Meskipun demikian, strategi yang digunakan oleh Cina dianggap unik karena masih jarangnya negara-negara menggunakan taktik diplomasi koersif yang didukung oleh kemampuan negaranya.
Sebaliknya, Cina menerapkan startegi ini sama saja dengan mengakui hubungan antara tindakan dan tujuan Cina, memungkinkan fleksibilitas yang lebih besar dalam meningkatkan atau menurunkan situasi dengan tanggung jawab yang lebih sedikit dan pemantauan internasional.
Akibatnya, bentuk diplomasi koersif yang tidak konvensional ini memerlukan berbedanya seperangkat instrumen dan kebijakan dibanding biasanya.

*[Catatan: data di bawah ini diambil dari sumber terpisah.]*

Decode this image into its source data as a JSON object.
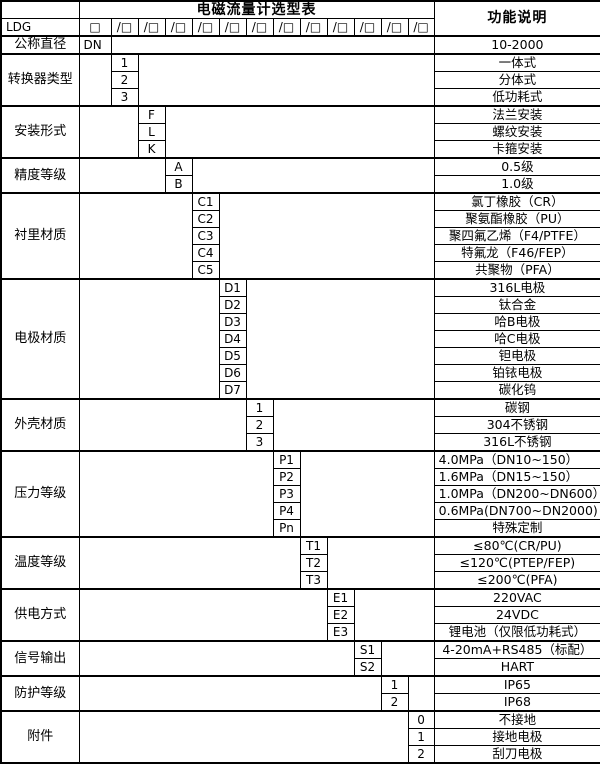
{
  "table_title": "电磁流量计选型表",
  "function_column_header": "功能说明",
  "model_prefix": "LDG",
  "base_box": "□",
  "slot_box": "/□",
  "slot_count": 12,
  "categories": [
    {
      "label": "公称直径",
      "items": [
        {
          "code": "DN",
          "desc": "10-2000"
        }
      ]
    },
    {
      "label": "转换器类型",
      "items": [
        {
          "code": "1",
          "desc": "一体式"
        },
        {
          "code": "2",
          "desc": "分体式"
        },
        {
          "code": "3",
          "desc": "低功耗式"
        }
      ]
    },
    {
      "label": "安装形式",
      "items": [
        {
          "code": "F",
          "desc": "法兰安装"
        },
        {
          "code": "L",
          "desc": "螺纹安装"
        },
        {
          "code": "K",
          "desc": "卡箍安装"
        }
      ]
    },
    {
      "label": "精度等级",
      "items": [
        {
          "code": "A",
          "desc": "0.5级"
        },
        {
          "code": "B",
          "desc": "1.0级"
        }
      ]
    },
    {
      "label": "衬里材质",
      "items": [
        {
          "code": "C1",
          "desc": "氯丁橡胶（CR）"
        },
        {
          "code": "C2",
          "desc": "聚氨酯橡胶（PU）"
        },
        {
          "code": "C3",
          "desc": "聚四氟乙烯（F4/PTFE）"
        },
        {
          "code": "C4",
          "desc": "特氟龙（F46/FEP）"
        },
        {
          "code": "C5",
          "desc": "共聚物（PFA）"
        }
      ]
    },
    {
      "label": "电极材质",
      "items": [
        {
          "code": "D1",
          "desc": "316L电极"
        },
        {
          "code": "D2",
          "desc": "钛合金"
        },
        {
          "code": "D3",
          "desc": "哈B电极"
        },
        {
          "code": "D4",
          "desc": "哈C电极"
        },
        {
          "code": "D5",
          "desc": "钽电极"
        },
        {
          "code": "D6",
          "desc": "铂铱电极"
        },
        {
          "code": "D7",
          "desc": "碳化钨"
        }
      ]
    },
    {
      "label": "外壳材质",
      "items": [
        {
          "code": "1",
          "desc": "碳钢"
        },
        {
          "code": "2",
          "desc": "304不锈钢"
        },
        {
          "code": "3",
          "desc": "316L不锈钢"
        }
      ]
    },
    {
      "label": "压力等级",
      "items": [
        {
          "code": "P1",
          "desc": "4.0MPa（DN10~150）",
          "align": "left"
        },
        {
          "code": "P2",
          "desc": "1.6MPa（DN15~150）",
          "align": "left"
        },
        {
          "code": "P3",
          "desc": "1.0MPa（DN200~DN600）",
          "align": "left"
        },
        {
          "code": "P4",
          "desc": "0.6MPa(DN700~DN2000)",
          "align": "left"
        },
        {
          "code": "Pn",
          "desc": "特殊定制"
        }
      ]
    },
    {
      "label": "温度等级",
      "items": [
        {
          "code": "T1",
          "desc": "≤80℃(CR/PU)"
        },
        {
          "code": "T2",
          "desc": "≤120℃(PTEP/FEP)"
        },
        {
          "code": "T3",
          "desc": "≤200℃(PFA)"
        }
      ]
    },
    {
      "label": "供电方式",
      "items": [
        {
          "code": "E1",
          "desc": "220VAC"
        },
        {
          "code": "E2",
          "desc": "24VDC"
        },
        {
          "code": "E3",
          "desc": "锂电池（仅限低功耗式）"
        }
      ]
    },
    {
      "label": "信号输出",
      "items": [
        {
          "code": "S1",
          "desc": "4-20mA+RS485（标配）"
        },
        {
          "code": "S2",
          "desc": "HART"
        }
      ]
    },
    {
      "label": "防护等级",
      "items": [
        {
          "code": "1",
          "desc": "IP65"
        },
        {
          "code": "2",
          "desc": "IP68"
        }
      ]
    },
    {
      "label": "附件",
      "items": [
        {
          "code": "0",
          "desc": "不接地"
        },
        {
          "code": "1",
          "desc": "接地电极"
        },
        {
          "code": "2",
          "desc": "刮刀电极"
        }
      ]
    }
  ],
  "colors": {
    "border": "#000000",
    "background": "#ffffff",
    "text": "#000000"
  }
}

Cina semakin menggunakan diplomasi koersif terhadap pemerintah dan perusahaan asing, dimana strategi ini terbagi kedalam beberapa bentuk, seperti Penahanan atau eksekusi tak terduga, penyekatan kunjungan dinas, pembatasan penanaman modal, pembatasan perdagangan, penyekatan pariwisata, boikot populer, tekanan terhadap perusahaan individu.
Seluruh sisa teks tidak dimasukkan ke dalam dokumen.